The summary below was up-to-date at

Consultations

Complaint by the European Communities. (See also dispute DS353)

On 6 October 2004, the European Communities requested consultations with the United States concerning prohibited and actionable subsidies provided to US producers of large civil aircraft (LCA) and in particular the Boeing company, as well as legislation, regulations, statutory instruments and amendments thereto providing such subsidies, grants, and any other assistance to the US producers (US LCA industry).

According to the request for consultations from the European Communities, the measures cited in its complaint, including certain legislation, regulations, statutory instruments and amendments thereto provide prohibited and actionable subsidies, grants, and other assistance to US producers of large civil aircraft, particularly the Boeing company, contrary to certain provisions of Articles 3.1(a) and (b), 3.2, 5(a) and (c), and 6.3(a), (b) and (c) of the SCM Agreement and Article III:4 of GATT 1994.

The measures cited in the EC complaint include specified state and local subsidies for the production of the Boeing 7E7; specified NASA research and development subsidies; specified Department of Defense research and development subsidies; specified National Institute of Standards and Technology subsidies; FSC/ETI subsidies; research and experimentation tax credits; NASA procurement contracts, and other subsidies.

The EC notes that the cited US, state, and local statutes, regulations, and administrative procedures are inconsistent with the SCM and GATT 1994 provisions referred to above, as such and as applied.

The EC further notes that the use of these measures causes adverse effects (i.e. serious prejudice or a threat of serious prejudice) to the interests of the EC and material injury or threat of material injury to the EC large civil aircraft industry in a manner that violates US obligations under provisions of Articles 5 and 6 of the SCM Agreement.

On 31 May 2005, the European Communities requested the establishment of a panel.
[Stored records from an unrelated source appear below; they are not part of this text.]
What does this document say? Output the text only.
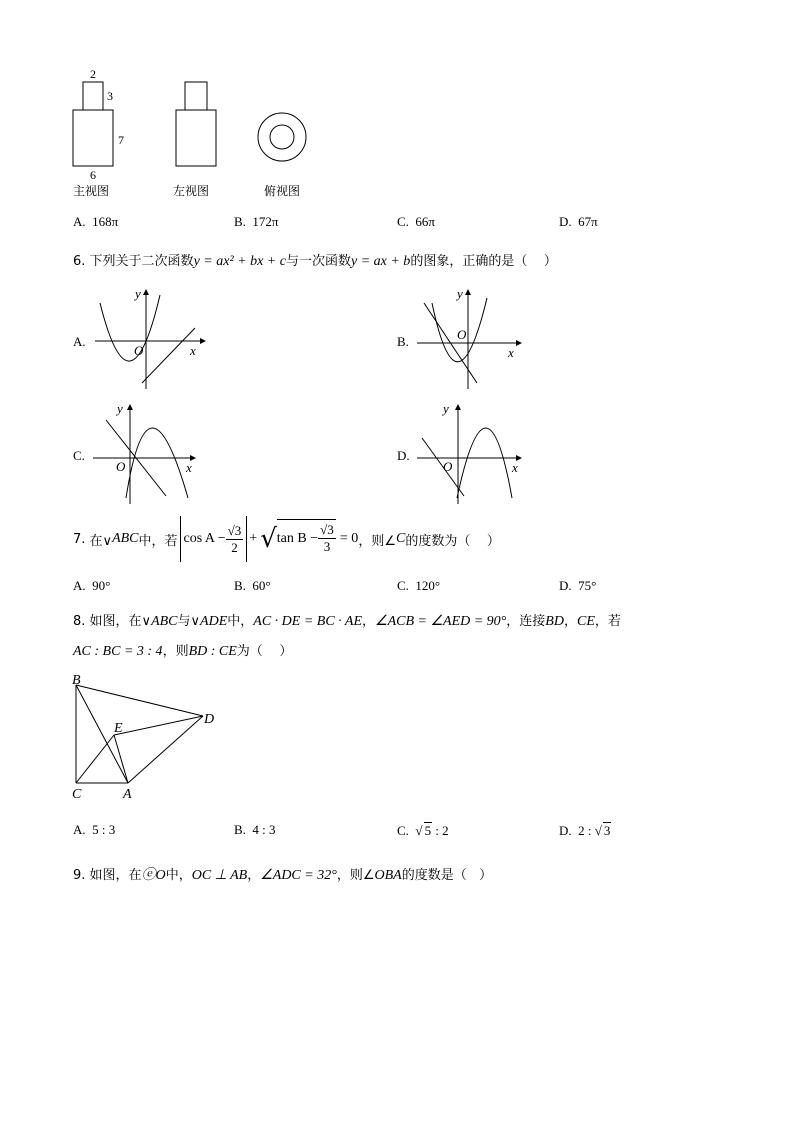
2
3
7
6
主视图	左视图	俯视图
A. 168π	B. 172π	C. 66π	D. 67π
6. 下列关于二次函数y = ax² + bx + c与一次函数y = ax + b的图象，正确的是（ ）
A.
y
x
O
B.
y
x
O
C.
y
x
O
D.
y
x
O
7.
在∨ ABC 中，若 $\cos A - \frac{√3}{2}$ + √ $\tan B - \frac{√3}{3}$
= 0 ，则∠ C 的度数为（
）
A. 90°	B. 60°	C. 120°	D. 75°
8. 如图，在∨ABC与∨ADE中，AC · DE = BC · AE，∠ACB = ∠AED = 90°，连接BD，CE，若
AC : BC = 3 : 4，则BD : CE为（ ）
B
E
D
C	A
A. 5 : 3	B. 4 : 3	C.  √ 5 : 2	D. 2 : √ 3
9. 如图，在ⓔO中，OC ⊥ AB，∠ADC = 32°，则∠OBA的度数是（ ）
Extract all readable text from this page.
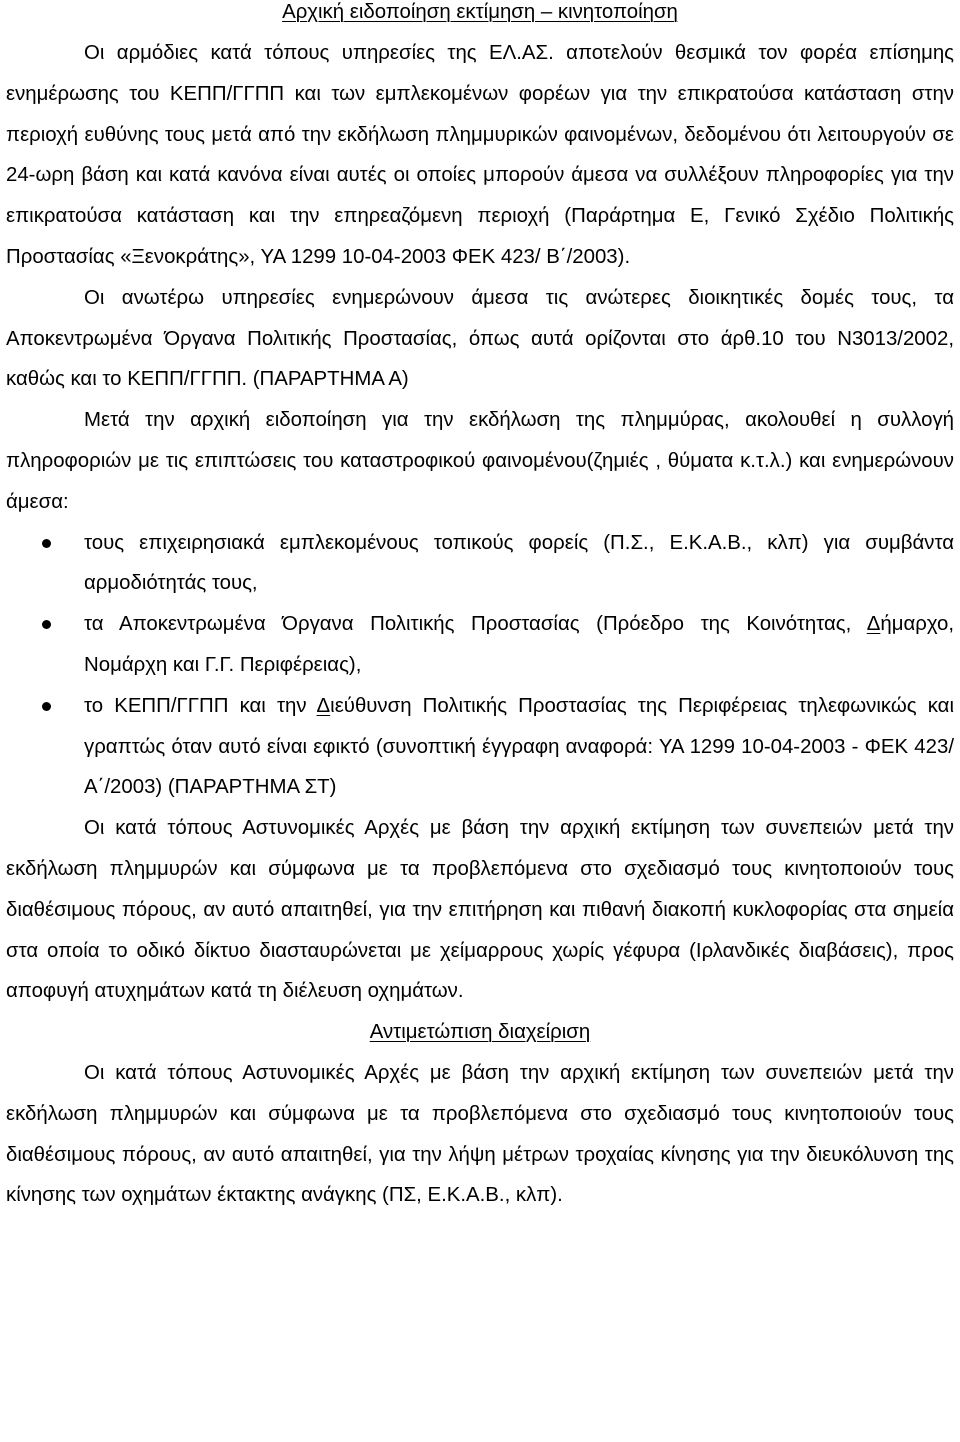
Αρχική ειδοποίηση εκτίμηση – κινητοποίηση

Οι αρμόδιες κατά τόπους υπηρεσίες της ΕΛ.ΑΣ. αποτελούν θεσμικά τον φορέα επίσημης ενημέρωσης του ΚΕΠΠ/ΓΓΠΠ και των εμπλεκομένων φορέων για την επικρατούσα κατάσταση στην περιοχή ευθύνης τους μετά από την εκδήλωση πλημμυρικών φαινομένων, δεδομένου ότι λειτουργούν σε 24-ωρη βάση και κατά κανόνα είναι αυτές οι οποίες μπορούν άμεσα να συλλέξουν πληροφορίες για την επικρατούσα κατάσταση και την επηρεαζόμενη περιοχή (Παράρτημα Ε, Γενικό Σχέδιο Πολιτικής Προστασίας «Ξενοκράτης», ΥΑ 1299 10-04-2003 ΦΕΚ 423/ Β΄/2003).

Οι ανωτέρω υπηρεσίες ενημερώνουν άμεσα τις ανώτερες διοικητικές δομές τους, τα Αποκεντρωμένα Όργανα Πολιτικής Προστασίας, όπως αυτά ορίζονται στο άρθ.10 του Ν3013/2002, καθώς και το ΚΕΠΠ/ΓΓΠΠ. (ΠΑΡΑΡΤΗΜΑ Α)

Μετά την αρχική ειδοποίηση για την εκδήλωση της πλημμύρας, ακολουθεί η συλλογή πληροφοριών με τις επιπτώσεις του καταστροφικού φαινομένου(ζημιές , θύματα κ.τ.λ.) και ενημερώνουν άμεσα:

τους επιχειρησιακά εμπλεκομένους τοπικούς φορείς (Π.Σ., Ε.Κ.Α.Β., κλπ) για συμβάντα αρμοδιότητάς τους,
τα Αποκεντρωμένα Όργανα Πολιτικής Προστασίας (Πρόεδρο της Κοινότητας, Δήμαρχο, Νομάρχη και Γ.Γ. Περιφέρειας),
το ΚΕΠΠ/ΓΓΠΠ και την Διεύθυνση Πολιτικής Προστασίας της Περιφέρειας τηλεφωνικώς και γραπτώς όταν αυτό είναι εφικτό (συνοπτική έγγραφη αναφορά: ΥΑ 1299 10-04-2003 - ΦΕΚ 423/Α΄/2003) (ΠΑΡΑΡΤΗΜΑ ΣΤ)

Οι κατά τόπους Αστυνομικές Αρχές με βάση την αρχική εκτίμηση των συνεπειών μετά την εκδήλωση πλημμυρών και σύμφωνα με τα προβλεπόμενα στο σχεδιασμό τους κινητοποιούν τους διαθέσιμους πόρους, αν αυτό απαιτηθεί, για την επιτήρηση και πιθανή διακοπή κυκλοφορίας στα σημεία στα οποία το οδικό δίκτυο διασταυρώνεται με χείμαρρους χωρίς γέφυρα (Ιρλανδικές διαβάσεις), προς αποφυγή ατυχημάτων κατά τη διέλευση οχημάτων.

Αντιμετώπιση διαχείριση

Οι κατά τόπους Αστυνομικές Αρχές με βάση την αρχική εκτίμηση των συνεπειών μετά την εκδήλωση πλημμυρών και σύμφωνα με τα προβλεπόμενα στο σχεδιασμό τους κινητοποιούν τους διαθέσιμους πόρους, αν αυτό απαιτηθεί, για την λήψη μέτρων τροχαίας κίνησης για την διευκόλυνση της κίνησης των οχημάτων έκτακτης ανάγκης (ΠΣ, Ε.Κ.Α.Β., κλπ).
At its meeting on 13 June 2005, the DSB deferred the establishment of a panel. On 27 June 2005, the European Communities requested additional consultations.

 

Panel and Appellate Body proceedings

At its meeting on 20 July 2005, the DSB established a panel.  Australia, Brazil, Canada, China, Japan and Korea reserved their third-party rights.

At its 23 September 2005 meeting, the DSB initiated the procedures provided in Annex V of the SCM Agreement.

On 7 October 2005, the European Communities requested the Director-General to compose the panel. On 17 October 2005, Deputy Director Alejandro Jara, acting in place of the Director-General composed the panel.

On 13 April 2006, the Chairman of the Panel informed the DSB that it would not be possible for the Panel to complete its work in six months in light of the substantive and procedural complexities involved in this dispute, including the process of developing information concerning serious prejudice under Annex V of the SCM Agreement, the establishment of a second Panel at the request of the European Communities on 17 February 2006, and the Panel's subsequent agreement, at the parties' request, to set aside the original timetable for the dispute until an unspecified date in the future. The Panel expects to complete its work in 2007.